For where two or three are gathered together in my name, there am I in the midst of them. — Matthew 18:20.

Let's then start with churches.  On Independence Day, we drove to Eureka Springs to see the Thorncrown Chapel (E. Fay Jones, 1980).  Listed by the American Institute of Architects as one of the top ten buildings of the 20th century, this was for us a continuation of Saturday's architecture tour.

Although they are free to take photographs while sitting, visitors are asked to take seats in the pews while uplifting music plays softly in the background.  This can be a bit off-putting for those who just want to walk around and check out the building.

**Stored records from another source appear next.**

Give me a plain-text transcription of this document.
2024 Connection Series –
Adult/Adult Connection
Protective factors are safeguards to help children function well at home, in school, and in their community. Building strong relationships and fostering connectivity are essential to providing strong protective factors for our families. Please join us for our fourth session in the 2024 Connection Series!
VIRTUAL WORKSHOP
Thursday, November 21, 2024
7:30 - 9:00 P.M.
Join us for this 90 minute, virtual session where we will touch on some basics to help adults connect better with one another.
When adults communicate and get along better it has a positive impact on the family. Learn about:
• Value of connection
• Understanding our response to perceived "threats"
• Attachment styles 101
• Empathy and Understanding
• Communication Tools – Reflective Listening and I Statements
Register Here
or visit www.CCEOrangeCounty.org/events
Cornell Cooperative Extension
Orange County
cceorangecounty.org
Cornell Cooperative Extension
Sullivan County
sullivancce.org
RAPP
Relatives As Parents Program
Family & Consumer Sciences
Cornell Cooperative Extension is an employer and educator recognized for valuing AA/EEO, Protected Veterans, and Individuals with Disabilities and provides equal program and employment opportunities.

The day before we saw a reconstruction of Hoopers A.M.E. Chapel—for 100 years in the Delta town of Duncan, Mississippi—in the Stax Museum.  Very cool looking, although a lot of square footage to make the point that gospel is one of the roots of soul.

One of the few remaining buildings in Picher, Oklahoma, a ghost town on the border with Kansas, is a church.  Picher and neighboring Treece, Kansas were evacuated and mostly leveled because of a variety of severe environmental problems.  We drove through both towns on Thursday, July 5.

A 2008 photograph by Tim Dowd (used through Creative Commons license) of the church from the other direction shows how lead mine tailings (chat) were deposited uncovered and very near people's homes.

We saw our second grotto on Tuesday, at the Memorial Park Cemetery in Memphis.  It is there that Dionicio Rodrigues sculpted in concrete (1935) the Crystal Shrine Grotto (interior detail, top), the Pool of Hebron (below) and several lesser elements.

The next day we checked out The Old Mill (1933) and other features by Rodriguez in T.R. Pugh Park, in North Little Rock, as well as a bench and a hut in the city's Crestview Park.

Not a cemetery in the European sense, several of the mounds at the Pinson Mounds State Archaelogical Park were used for burials.  We walked around the park on MondayPhotograph by Brian Stansberry of Sauls Mound, not a burial mound, used through Creative Commons license.

Even less orthodox is the small area adjacent to Billy Tripp's Mindfield (Photo credit: Leo Pilak), which we was our first stop on Tuesday.

It is not clear if Tripp's parents are actually buried there, but he has stated his desire to be interred beneath his massive steel sculpture behind the Sunrise Motel, as it so happens, in Brownstown.

There are two of us, but we did not gather in Christ's name.  We visited these sites out of curiosity, and were rewarded.